Les bandits de DAESH ont donc gagné la guerre de communication car ils sont en mesure d'installer ainsi dans l'opinion publique, un climat de terreur larvée.

Au début du XXe siècle, Gaston Da Costa, un ancien Communeux qui avait échappé au massacre, publiait ces lignes dont la résonance me semble terriblement actuelle :

"La peur, cette hideuse force négative, est toujours, à certains tournants, le facteur suprême des majorités réactionnaires. Aussi bien, le vrai péril immédiat, c'est le Césarisme, toujours consacré rapidement par le nombre. Voilà où nous aurons conduits, le parlementarisme aidant, les trente années du régime pseudo-républicain de l'Assiette au beurre*. D'autre part, les aspirations, ou mieux les déclamations des rhéteurs prétendus socialistes activant la peur bourgeoise, la réaction se fera une fois de plus sous les auspices du spectre rouge. Et ceux qui viendront après nous verront les convives les plus turbulents de l'assiette cassée attablés derechef autour de plats nouveaux !...
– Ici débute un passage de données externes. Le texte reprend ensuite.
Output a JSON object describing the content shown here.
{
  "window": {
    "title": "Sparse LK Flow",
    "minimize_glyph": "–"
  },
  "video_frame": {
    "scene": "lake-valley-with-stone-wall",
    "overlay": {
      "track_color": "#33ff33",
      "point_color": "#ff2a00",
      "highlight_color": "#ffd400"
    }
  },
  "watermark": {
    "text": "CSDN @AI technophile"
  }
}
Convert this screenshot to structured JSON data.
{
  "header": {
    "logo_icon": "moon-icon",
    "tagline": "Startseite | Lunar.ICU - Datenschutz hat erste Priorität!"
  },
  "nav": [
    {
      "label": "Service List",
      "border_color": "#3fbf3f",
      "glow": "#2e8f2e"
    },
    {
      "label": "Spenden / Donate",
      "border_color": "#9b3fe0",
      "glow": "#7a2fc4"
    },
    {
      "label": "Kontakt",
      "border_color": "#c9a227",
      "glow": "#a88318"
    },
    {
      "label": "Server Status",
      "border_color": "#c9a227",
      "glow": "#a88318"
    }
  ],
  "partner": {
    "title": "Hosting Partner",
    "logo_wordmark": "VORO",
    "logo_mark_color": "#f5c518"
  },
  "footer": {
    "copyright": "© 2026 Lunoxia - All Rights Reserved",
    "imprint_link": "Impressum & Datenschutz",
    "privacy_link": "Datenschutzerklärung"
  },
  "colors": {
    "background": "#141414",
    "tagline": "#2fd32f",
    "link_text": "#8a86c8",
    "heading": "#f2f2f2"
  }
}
Ce qui est menacé à l'heure présente, ce n'est pas encore, malheureusement, l'organisme social issu de 1789, c'est la République même. Et ceux qui la menacent, ce ne sont plus les partisans, de plus en plus rares, des régimes déchus, ce sont les détenteurs mêmes du régime républicain actuel, ce sont les jouisseurs du régime parlementaire. Ils ont fait de la corruption matérielle et morale une force gouvernementale et, par là, mènent la France aux abîmes, au bord desquels la Nation apeurée implore toujours un sauveur."

"La lutte immédiate" concluait Da Costa, "sera donc pour le maintien de la République contre ceux qui l'auront perdue ou vendue" : n'est-ce pas aujourd'hui le combat d'une gauche qui ne veut pas mourir ?

* les débuts de la IIIe République, république bourgeoise née dans le sang de la Commune.